Association de la 25-hydroxyvitamine D sérique avec le syndrome métabolique et le diabète de type 2 : une étude de randomisation mendélienne à un échantillon


La carence en vitamine D a été associée au diabète de type 2 (T2D) et au syndrome métabolique (SM) et à ses composantes.

Cependant, il n’est pas clair si une faible concentration de vitamine D est la cause ou la conséquence de ces conditions de santé. Cette étude visait donc à évaluer l’association des concentrations de vitamine D et de ses scores de risque génétique (SRG) avec le SM et les maladies qui le composent, telles que le DT2, chez des participants d’âge moyen et âgés des régions rurales de l’est de la Chine.

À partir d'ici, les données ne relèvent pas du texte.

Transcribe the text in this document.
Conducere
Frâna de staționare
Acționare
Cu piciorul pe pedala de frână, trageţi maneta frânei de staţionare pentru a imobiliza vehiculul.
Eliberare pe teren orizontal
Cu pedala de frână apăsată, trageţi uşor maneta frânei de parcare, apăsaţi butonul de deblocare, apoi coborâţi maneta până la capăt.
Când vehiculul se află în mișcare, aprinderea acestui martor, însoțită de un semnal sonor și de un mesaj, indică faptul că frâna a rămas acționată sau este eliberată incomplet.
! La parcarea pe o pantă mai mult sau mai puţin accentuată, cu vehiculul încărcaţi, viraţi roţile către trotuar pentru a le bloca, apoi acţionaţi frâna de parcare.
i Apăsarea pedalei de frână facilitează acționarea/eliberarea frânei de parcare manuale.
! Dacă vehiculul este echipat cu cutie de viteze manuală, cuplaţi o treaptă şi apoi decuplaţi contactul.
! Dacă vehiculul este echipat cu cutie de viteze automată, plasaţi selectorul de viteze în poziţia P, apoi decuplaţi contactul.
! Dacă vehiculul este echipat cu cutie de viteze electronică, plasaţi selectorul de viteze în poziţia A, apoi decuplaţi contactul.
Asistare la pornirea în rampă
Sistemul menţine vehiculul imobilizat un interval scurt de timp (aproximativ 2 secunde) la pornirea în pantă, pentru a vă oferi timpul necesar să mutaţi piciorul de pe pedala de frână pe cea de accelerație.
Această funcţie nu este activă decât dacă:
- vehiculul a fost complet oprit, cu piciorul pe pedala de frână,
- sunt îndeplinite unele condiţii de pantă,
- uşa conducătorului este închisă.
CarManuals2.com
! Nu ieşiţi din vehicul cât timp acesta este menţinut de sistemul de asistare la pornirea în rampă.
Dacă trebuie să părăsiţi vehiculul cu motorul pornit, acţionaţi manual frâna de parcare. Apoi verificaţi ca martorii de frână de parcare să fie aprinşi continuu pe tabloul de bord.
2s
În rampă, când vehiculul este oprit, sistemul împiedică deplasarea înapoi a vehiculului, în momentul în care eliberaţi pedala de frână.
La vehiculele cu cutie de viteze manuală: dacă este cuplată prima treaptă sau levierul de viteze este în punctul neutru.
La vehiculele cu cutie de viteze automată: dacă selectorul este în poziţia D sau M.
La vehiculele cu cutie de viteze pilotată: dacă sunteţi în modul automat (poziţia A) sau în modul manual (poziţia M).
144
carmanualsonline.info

Un sous-ensemble de 2393 individus d’âge moyen et âgés a été sélectionné parmi 70 458 participants de l’étude sur les maladies chroniques de Nantong de 2017-2018 en Chine. Nous avons utilisé deux polymorphismes mononucléotidiques (SNP) de synthèse de la 25-hydroxyvitamine D (25[OH]D) (DHCR7-rs12785878 et CYP2R1-rs10741657) et deux SNP de métabolisme de la 25(OH) D (GC-rs2282679 et CYP24A1-rs6013897) pour créer des SRG, qui ont été utilisés comme variables instrumentales pour évaluer l’effet des concentrations de 25(OH) D génétiquement abaissées sur la SEP et le DT2 sur la base du rapport de Wald. Les statistiques F ont été utilisées pour valider que les quatre SNP déterminaient génétiquement les concentrations de 25(OH) D.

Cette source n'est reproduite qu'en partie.